When Autumn Collins finds herself accidentally locked in the library for an entire weekend, she doesn’t think things could get any worse. But that’s before she realizes that Dax Miller is locked in with her. Autumn doesn’t know much about Dax except that he’s trouble. Between the rumors about the fight he was in (and that brief stint in juvie that followed it) and his reputation as a loner, he’s not exactly the ideal person to be stuck with. Still, she just keeps reminding herself that it is only a matter of time before Jeff, her almost-boyfriend, realizes he left her in the library and comes to rescue her.

Only he doesn’t come.
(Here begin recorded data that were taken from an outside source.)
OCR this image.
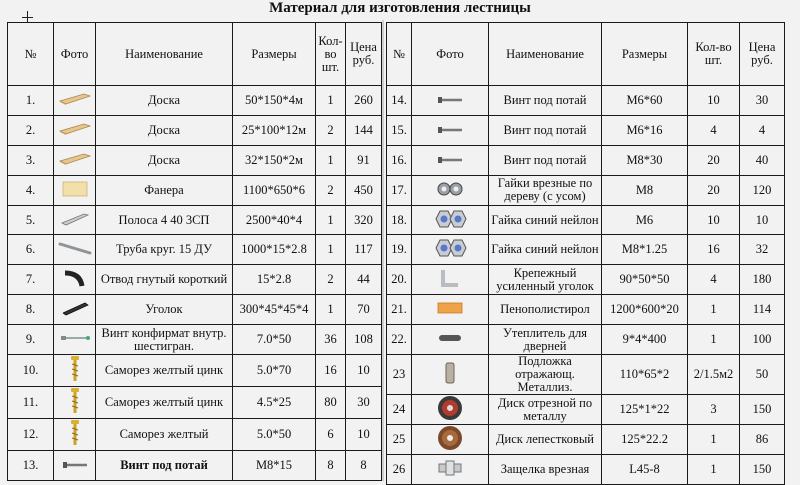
Материал для изготовления лестницы
№	Фото	Наименование	Размеры	Кол-во шт.	Цена руб.
1.		Доска	50*150*4м	1	260
2.		Доска	25*100*12м	2	144
3.		Доска	32*150*2м	1	91
4.		Фанера	1100*650*6	2	450
5.		Полоса 4 40 3СП	2500*40*4	1	320
6.		Труба круг. 15 ДУ	1000*15*2.8	1	117
7.		Отвод гнутый короткий	15*2.8	2	44
8.		Уголок	300*45*45*4	1	70
9.		Винт конфирмат внутр. шестигран.	7.0*50	36	108
10.		Саморез желтый цинк	5.0*70	16	10
11.		Саморез желтый цинк	4.5*25	80	30
12.		Саморез желтый	5.0*50	6	10
13.		Винт под потай	M8*15	8	8
№	Фото	Наименование	Размеры	Кол-во шт.	Цена руб.
14.		Винт под потай	M6*60	10	30
15.		Винт под потай	M6*16	4	4
16.		Винт под потай	M8*30	20	40
17.		Гайки врезные по дереву (с усом)	M8	20	120
18.		Гайка синий нейлон	M6	10	10
19.		Гайка синий нейлон	M8*1.25	16	32
20.		Крепежный усиленный уголок	90*50*50	4	180
21.		Пенополистирол	1200*600*20	1	114
22.		Утеплитель для дверней	9*4*400	1	100
23		Подложка отражающ. Металлиз.	110*65*2	2/1.5м2	50
24		Диск отрезной по металлу	125*1*22	3	150
25		Диск лепестковый	125*22.2	1	86
26		Защелка врезная	L45-8	1	150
No one does.

Instead, it becomes clear that Autumn is going to have to spend the next couple of days living off vending machine food and making conversation with a boy who clearly wants nothing to do with her. Except there is more to Dax than meets the eye. As he and Autumn first grudgingly, and then not so grudgingly, open up to each other, Autumn is struck by their surprising connection. But can their feelings for each other survive once the weekend is over and Autumn’s old life, and old love interest, threaten to pull her from Dax’s side?

My Review

I cannot review this book without first addressing the unlikely scenario that the first third of the book centers around. There is, literally, no way to be locked in a public building. There are regulations that make that impossible. This is not a Novalee Nation from Where the Heart Is staying at the Wal-Mart on purpose. This is 2017 two people locked in a public building that if it doesn’t have emergency exits can’t be opened from the outside but an alarm sounds when you exit it, it is not up to code, and it’s, literally, illegal. There is a way out. It also seems illogical that a public library would not have a landline. Every library I have ever been in has landlines, their technology is mostly from the early 2000’s. If there is one place that still has landlines it’s a public library.

It feels so go to let that out.

Ignoring this, I really liked this book. I found Autumn very relatable. I suffer from anxiety similar to Autumn. I understand her. I understand her overwhelming sensations. I have also had a Jeff. That guy that seems so right, but when you step back and look at it the whole relationship is easier to see. Dax is interesting. He seems very genuine and understanding. He’s a great foil for Jeff.

I can see how someone reading this book would see everything Autumn says and does are completely ridiculous and over-reacting, but that–for me– was what made her so real. Her inner narration, the panic, thinking people will hate her, all of it is what happens in my head. It was cool to see that kind of character not be a joke.

This is a wonderfully cute romance book. I love YA romance novels. They are probably my favorite thing to read. This was a great addition to the genre.

This was my first Kasie West book. I’ve seen a lot about her books on the internet. I wasn’t sure I would like this book because of the locked in a building that should be easily escapable thing when I read the blurb after I opened my February Uppercase box, but I was pleasantly surprised by how well it was written. I’ll be picking up more of her books in the future.

Have you read this book? What did you think?